И в конце концов он упал, разумеется, в снег, или, может быть, те двое повалили его; и едва различимым, темным пятном лежал он, под снегом, в снегу; и склонившись, те двое что-то делали с ним; и он, Макс, не видел, не мог видеть, что; и на мгновение отходили, и вновь возвращались, склонялись и делали что-то; и было тихо, совсем тихо вокруг; и темный воздух, пасмурный день стоял, вокруг, неподвижно; и он, Макс: медленно, медленно, долго, странно долго, мучительно медленно шел он, через поляну. Он шел, не зная и не думая, может быть, куда, зачем он идет: странно долго, мучительно медленно; и было все так же тихо, совсем тихо вокруг; и только свои шаги на снегу слышал он, отчетливо и печально; и с каждым шагом менялись очертания деревьев, кустов; и с каждым шагом подходил он все ближе к ним, ближе и ближе; вдруг, совсем неожиданно, оказался он перед ними. Они не слышали его приближения, — и когда увидели его, наконец, вскочили на ноги, замерли: неподвижно, — и отбежав в сторону, схватив свои ранцы, пошли к лесу, то и дело оглядываясь, — и (с той бесшумной легкостью, плавностью, с какой появились, — с какой появляется, и исчезает нечто во сне, в дремоте, в провале…) исчезли, среди деревьев, в лесу.

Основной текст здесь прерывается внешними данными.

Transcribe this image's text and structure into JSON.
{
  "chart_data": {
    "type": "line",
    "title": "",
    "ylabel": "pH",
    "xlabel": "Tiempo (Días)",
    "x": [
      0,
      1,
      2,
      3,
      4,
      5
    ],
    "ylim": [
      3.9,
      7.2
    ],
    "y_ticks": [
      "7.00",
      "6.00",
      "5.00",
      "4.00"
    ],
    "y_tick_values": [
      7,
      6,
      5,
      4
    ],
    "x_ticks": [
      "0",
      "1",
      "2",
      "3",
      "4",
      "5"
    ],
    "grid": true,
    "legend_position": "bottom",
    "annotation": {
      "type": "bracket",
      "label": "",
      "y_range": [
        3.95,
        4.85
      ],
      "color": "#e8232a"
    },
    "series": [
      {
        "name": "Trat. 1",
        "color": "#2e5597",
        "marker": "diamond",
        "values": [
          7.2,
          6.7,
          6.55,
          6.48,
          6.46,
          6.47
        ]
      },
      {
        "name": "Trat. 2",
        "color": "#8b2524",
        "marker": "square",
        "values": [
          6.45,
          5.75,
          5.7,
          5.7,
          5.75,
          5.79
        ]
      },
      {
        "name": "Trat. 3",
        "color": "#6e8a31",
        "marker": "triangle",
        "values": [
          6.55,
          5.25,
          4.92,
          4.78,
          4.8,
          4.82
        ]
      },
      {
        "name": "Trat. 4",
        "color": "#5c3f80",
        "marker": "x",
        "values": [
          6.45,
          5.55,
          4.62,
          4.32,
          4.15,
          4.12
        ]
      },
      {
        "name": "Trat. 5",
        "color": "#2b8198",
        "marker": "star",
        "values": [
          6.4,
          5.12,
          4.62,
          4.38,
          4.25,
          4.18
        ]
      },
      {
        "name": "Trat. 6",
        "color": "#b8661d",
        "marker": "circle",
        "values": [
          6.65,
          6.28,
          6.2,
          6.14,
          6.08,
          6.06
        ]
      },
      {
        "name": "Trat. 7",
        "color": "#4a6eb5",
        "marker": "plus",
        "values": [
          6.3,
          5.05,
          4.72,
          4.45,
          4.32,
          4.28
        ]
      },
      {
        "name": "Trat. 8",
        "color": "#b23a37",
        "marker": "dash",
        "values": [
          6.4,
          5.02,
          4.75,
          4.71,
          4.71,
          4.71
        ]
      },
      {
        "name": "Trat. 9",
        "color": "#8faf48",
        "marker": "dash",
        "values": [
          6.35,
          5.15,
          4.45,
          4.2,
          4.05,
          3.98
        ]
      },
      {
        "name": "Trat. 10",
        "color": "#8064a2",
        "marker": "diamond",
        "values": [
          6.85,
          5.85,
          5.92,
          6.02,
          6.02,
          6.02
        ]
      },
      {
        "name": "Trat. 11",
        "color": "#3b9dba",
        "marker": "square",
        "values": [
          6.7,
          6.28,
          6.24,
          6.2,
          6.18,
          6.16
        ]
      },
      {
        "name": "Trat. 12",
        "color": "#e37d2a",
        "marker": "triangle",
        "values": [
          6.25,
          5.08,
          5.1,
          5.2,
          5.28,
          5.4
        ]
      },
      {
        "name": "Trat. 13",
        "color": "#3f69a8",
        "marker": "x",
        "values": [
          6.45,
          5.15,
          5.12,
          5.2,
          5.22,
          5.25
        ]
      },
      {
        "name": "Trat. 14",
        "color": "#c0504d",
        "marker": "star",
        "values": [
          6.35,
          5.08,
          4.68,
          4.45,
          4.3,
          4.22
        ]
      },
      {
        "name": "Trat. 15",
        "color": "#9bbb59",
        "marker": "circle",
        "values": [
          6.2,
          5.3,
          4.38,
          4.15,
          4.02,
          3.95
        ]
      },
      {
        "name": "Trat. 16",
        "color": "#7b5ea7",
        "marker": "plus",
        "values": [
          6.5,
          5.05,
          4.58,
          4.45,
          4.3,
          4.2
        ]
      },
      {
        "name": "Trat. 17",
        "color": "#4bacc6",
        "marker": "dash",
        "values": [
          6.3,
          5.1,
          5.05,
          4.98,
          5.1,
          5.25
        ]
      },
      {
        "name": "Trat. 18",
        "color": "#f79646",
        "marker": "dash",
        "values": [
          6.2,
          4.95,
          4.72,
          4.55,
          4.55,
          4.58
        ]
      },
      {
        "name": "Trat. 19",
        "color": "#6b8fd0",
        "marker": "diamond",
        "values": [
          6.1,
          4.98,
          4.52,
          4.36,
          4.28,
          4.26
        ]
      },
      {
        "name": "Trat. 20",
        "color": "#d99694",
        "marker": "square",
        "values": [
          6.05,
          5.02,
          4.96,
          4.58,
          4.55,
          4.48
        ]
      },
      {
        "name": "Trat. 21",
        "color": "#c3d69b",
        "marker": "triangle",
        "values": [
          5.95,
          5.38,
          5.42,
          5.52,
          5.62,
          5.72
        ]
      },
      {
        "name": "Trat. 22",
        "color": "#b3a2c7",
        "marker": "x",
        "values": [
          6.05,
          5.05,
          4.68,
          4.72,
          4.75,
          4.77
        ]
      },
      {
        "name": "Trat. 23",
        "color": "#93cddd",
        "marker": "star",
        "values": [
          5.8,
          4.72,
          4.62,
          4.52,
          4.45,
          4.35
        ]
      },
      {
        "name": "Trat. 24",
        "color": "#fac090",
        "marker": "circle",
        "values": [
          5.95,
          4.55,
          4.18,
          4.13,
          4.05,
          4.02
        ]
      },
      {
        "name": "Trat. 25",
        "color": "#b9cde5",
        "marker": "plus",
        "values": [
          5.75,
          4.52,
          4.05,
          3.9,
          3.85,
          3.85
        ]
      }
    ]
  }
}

Но тот, третий мальчик, лежал все так же, под снегом, не двигаясь, не шевелясь. И когда он встал, наконец, поднял голову и сдерживая, но все-таки сдерживая или почти сдерживая, может быть, слезы, посмотрел на него, Макса, — Макс (и с таким чувством, быть может, как будто он вот сейчас — вот сейчас, быть может, проснется…) увидел вдруг, прямо напротив: совсем детское, жалкое, робкое, несчастное, испуганное лицо…

— Боже мой, Боже мой…

— И чего ты боишься, кого ты боишься? Все пройдет, все исчезнет… и через пять, десять, пятнадцать лет где будет все это… и этот лес, и эта поляна… и те двое, с их ранцами… и боль, и страх, и обида?.. Ничего не будет, ничего не останется…

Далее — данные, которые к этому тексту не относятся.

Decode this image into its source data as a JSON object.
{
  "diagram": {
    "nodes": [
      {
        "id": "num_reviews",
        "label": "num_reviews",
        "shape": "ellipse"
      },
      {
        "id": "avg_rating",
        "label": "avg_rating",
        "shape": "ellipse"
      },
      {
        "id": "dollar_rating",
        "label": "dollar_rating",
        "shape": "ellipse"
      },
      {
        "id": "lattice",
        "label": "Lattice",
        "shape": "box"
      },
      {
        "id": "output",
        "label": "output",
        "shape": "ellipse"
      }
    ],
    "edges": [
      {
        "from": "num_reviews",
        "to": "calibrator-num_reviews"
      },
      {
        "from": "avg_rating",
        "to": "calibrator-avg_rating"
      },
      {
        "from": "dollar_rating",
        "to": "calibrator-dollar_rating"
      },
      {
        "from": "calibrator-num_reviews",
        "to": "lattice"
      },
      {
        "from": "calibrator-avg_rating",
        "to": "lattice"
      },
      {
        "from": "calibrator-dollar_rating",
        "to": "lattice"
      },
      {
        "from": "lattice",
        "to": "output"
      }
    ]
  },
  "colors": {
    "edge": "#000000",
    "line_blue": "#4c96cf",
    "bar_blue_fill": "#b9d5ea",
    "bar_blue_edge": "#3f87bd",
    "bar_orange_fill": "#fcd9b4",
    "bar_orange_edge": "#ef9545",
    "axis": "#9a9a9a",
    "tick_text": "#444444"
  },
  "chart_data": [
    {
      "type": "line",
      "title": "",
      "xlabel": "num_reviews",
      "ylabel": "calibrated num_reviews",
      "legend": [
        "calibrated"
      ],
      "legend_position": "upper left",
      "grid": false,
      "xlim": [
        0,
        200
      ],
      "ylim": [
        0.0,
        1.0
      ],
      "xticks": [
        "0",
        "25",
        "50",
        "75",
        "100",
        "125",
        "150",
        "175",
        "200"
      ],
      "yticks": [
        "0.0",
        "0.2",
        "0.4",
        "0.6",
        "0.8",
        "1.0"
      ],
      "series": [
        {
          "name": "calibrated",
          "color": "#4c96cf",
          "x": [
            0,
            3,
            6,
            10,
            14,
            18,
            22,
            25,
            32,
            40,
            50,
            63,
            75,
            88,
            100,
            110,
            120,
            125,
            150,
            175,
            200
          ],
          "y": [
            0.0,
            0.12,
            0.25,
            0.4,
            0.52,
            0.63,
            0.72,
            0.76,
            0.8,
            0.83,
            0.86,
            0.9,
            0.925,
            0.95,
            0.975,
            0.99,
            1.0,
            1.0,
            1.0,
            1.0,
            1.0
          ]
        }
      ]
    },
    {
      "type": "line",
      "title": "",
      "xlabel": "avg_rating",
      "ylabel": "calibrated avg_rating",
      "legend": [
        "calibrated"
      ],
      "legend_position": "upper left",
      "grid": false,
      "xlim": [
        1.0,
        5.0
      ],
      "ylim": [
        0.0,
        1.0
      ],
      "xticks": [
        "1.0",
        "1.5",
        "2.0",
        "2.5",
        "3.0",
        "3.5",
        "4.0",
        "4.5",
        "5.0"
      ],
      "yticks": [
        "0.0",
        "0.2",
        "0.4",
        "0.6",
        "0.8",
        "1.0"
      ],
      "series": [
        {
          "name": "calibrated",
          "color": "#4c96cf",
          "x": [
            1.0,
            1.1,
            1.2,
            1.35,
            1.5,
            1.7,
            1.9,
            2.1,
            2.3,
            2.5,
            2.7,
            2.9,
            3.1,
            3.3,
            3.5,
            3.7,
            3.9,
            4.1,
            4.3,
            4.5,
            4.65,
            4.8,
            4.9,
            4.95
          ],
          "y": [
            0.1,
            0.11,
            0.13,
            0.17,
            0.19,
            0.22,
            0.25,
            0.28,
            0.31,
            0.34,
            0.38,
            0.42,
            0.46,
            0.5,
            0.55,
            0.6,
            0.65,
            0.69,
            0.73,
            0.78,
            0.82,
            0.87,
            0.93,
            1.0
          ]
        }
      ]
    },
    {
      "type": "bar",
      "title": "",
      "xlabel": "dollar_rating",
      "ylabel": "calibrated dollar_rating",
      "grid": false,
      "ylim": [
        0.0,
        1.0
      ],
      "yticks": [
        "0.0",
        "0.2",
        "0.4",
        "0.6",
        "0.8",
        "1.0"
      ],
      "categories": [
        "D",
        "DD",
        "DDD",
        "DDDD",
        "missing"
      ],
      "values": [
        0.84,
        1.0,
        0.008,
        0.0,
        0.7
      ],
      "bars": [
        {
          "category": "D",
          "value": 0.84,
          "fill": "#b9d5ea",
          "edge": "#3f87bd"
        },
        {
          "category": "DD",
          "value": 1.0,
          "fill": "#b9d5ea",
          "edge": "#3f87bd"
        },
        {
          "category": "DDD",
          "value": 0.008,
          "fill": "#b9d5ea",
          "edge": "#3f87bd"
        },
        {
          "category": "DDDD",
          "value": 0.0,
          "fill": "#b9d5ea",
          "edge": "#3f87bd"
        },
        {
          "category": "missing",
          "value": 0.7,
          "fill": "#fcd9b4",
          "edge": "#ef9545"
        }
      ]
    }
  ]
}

И совсем недолго, наверное, стояли они вот так, друг против друга; но (думаю я теперь…) — но измеренное такой глубокой печалью, какой он, Макс, еще никогда, может быть, не испытывал, вообще никогда не испытывал, это краткое, совсем краткое, быть может, мгновение — тянулось, и длилось, и медлило: почти бесконечно… и всматриваясь в эти испуганные, удивленные, прямо напротив, глаза, он, Макс, уже как будто не мог от них оторваться; и совершенно ясно, прямо напротив, видел в них, в неподвижных зрачках, свое собственное, до боли и слез уменьшенное отражение; и тихо, совсем тихо было вокруг; и только ветер шумел, может быть, в вершинах деревьев; и они были совсем одни здесь, вдвоем, на поляне; и в конце концов, тот, мальчик, отвел, как будто с усилием, взгляд, поднял ранец, посмотрел, еще раз, на Макса, и — сначала медленно, потом все быстрее, чуть вздрагивая и отряхивая снег на ходу — пошел, побежал за своими товарищами…

— Боже мой, Боже мой…

Еще никогда, может быть, не испытывал он такой глубокой, такой — безнадежной печали. Он дошел до скамейки, сел на прежнее место, опять встал, закурил сигарету — и уже не думая, почти не думая, может быть, об этих трех мальчиках, исчезнувших: навсегда, пошел, в свою очередь: к футбольным воротам.

— Да, — снова, с новой — всегда новою — ясностью, пронзительной и печальной… — все должно измениться, что-то иное возникнуть, но он, Макс, здесь и отсюда, не знает, и не может, и не должен знать что…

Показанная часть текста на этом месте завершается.